Pope Severinus (died 2 August 640) was the bishop of Rome elected in October 638. He was caught up in a power struggle with Byzantine Emperor Heraclius, who pressured him to accept Monothelitism. Severinus refused, which for over eighteen months hindered his efforts to obtain imperial recognition of his election. His pontificate was finally sanctioned on 28 May 640, but he died two months later.

==Early career==
Severinus was a Roman. His father was named Avienus, according to the Liber Pontificalis. The name of the father suggests descent from members of the Roman Senate. A previous Avienus was Roman consul in 501. Already an old man, Severinus was elected to succeed Honorius I as pope in mid-October 638.

==Monothelite controversy==
Patriarch Sergius I of Constantinople had drawn up the Ecthesis in response to the orthodox synodical letter of Patriarch Sophronius of Jerusalem. On learning of the death of Honorius, Sergius convinced Emperor Heraclius to issue this document as an imperial edict in December 638, thus valid across the entire empire. Eustachius, the magister militum, carried it to Isaac the Armenian, the exarch of Ravenna, with instructions that he was to ensure the new pope's acceptance of the Monothelite teaching. With its declaration of Jesus Christ only possessing one will, Severinus refused to sign it. The exarch therefore refused to confirm the papal election in the emperor's name, a situation that endured for over eighteen months.

Isaac was determined to achieve his aim, so he commissioned Maurice, the chartoularios, to plunder the Lateran Palace and force Severinus to agree to the Ecthesis. Maurice gathered together a party of local discontented nobles and approached the local soldiers, the exercitus Romanus, and convinced them that the pope had withheld their pay and was keeping the arrears in the Lateran. A mob soon formed and they rushed en masse to the palace. Severinus managed to keep the hostile forces out of the palace. Maurice tried another tactic and three days later he was admitted into the palace with the city judges whom he won over to his side.
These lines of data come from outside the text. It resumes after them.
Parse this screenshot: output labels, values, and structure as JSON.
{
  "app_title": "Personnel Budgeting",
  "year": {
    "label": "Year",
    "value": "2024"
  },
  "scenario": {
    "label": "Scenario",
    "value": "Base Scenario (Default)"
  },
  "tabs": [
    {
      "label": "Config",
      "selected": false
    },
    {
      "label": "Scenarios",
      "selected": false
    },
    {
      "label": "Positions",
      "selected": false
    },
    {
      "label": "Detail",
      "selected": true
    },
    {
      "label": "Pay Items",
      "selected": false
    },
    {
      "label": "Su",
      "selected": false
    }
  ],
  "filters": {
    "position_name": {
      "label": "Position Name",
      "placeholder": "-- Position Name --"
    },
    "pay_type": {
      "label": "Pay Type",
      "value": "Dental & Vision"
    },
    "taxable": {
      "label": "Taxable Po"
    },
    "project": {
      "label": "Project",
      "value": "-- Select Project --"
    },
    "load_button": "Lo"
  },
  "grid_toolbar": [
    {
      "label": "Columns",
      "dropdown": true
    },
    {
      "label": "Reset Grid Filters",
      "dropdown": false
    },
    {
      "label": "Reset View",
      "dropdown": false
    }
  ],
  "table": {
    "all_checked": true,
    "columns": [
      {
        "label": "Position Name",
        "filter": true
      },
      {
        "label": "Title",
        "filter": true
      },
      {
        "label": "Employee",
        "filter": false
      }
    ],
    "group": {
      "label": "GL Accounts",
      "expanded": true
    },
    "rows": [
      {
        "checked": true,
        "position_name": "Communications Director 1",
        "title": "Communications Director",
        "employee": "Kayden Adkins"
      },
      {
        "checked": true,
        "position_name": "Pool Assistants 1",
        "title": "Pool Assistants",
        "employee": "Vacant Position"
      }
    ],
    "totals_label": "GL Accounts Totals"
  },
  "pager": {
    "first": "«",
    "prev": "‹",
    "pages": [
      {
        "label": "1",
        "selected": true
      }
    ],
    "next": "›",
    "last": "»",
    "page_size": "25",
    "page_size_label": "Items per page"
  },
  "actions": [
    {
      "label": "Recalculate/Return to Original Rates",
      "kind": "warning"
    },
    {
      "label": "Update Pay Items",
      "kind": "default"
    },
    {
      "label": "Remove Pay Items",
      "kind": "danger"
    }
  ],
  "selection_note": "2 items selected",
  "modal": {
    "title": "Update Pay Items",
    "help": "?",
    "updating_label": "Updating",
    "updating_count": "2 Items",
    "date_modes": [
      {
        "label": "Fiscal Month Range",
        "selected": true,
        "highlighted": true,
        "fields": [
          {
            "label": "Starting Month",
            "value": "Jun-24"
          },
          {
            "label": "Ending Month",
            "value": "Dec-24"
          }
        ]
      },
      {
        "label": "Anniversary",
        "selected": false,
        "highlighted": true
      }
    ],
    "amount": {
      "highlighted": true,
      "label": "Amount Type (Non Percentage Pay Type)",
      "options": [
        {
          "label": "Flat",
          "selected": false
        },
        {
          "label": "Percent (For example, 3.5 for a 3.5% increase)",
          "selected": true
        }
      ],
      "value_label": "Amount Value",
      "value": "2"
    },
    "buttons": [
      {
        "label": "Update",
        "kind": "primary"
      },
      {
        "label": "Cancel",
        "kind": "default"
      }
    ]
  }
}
They sealed up the treasures, and Maurice sent word to the exarch that he was free to come to the palace and help himself to the accumulated riches. Isaac soon appeared, and after exiling the leading clergy within the Lateran, spent the next eight days looting the palace, prudently sending a share to the emperor at Constantinople to prevent his displeasure.

Meanwhile, at Constantinople, the papal legates had continued to seek the confirmation of Severinus. Emperor Heraclius still refused to grant his confirmation unless Severinus signed the Ecthesis. At first they were clearly told that unless they would go back and persuade the pope to accept the Ecthesis, they were wasting their time. The legates sought to persuade an unwell and slowly dying Heraclius that they were not there to make professions of faith, but to transact business. The envoys were unwilling to agree to this demand, but they were also unwilling to allow the Roman See to remain vacant indefinitely, so they offered to show Severinus the document and ask him to sign it if he thought it was correct. They made it clear that if the emperor was going to force Severinus to sign it, that all the clergy of the See of Rome would stand together, and such a route would only end in a lengthy and destructive stalemate. This offer was apparently satisfactory, and imperial recognition of the papal election was granted on 28 May 640.

==Death and legacy==
Severinus died on 2 August 640, two months after his pontificate had finally started. In the Liber Pontificalis, Severinus was described as a kind, generous and mild holy man, a benefactor to the clergy, and a friend to the poor.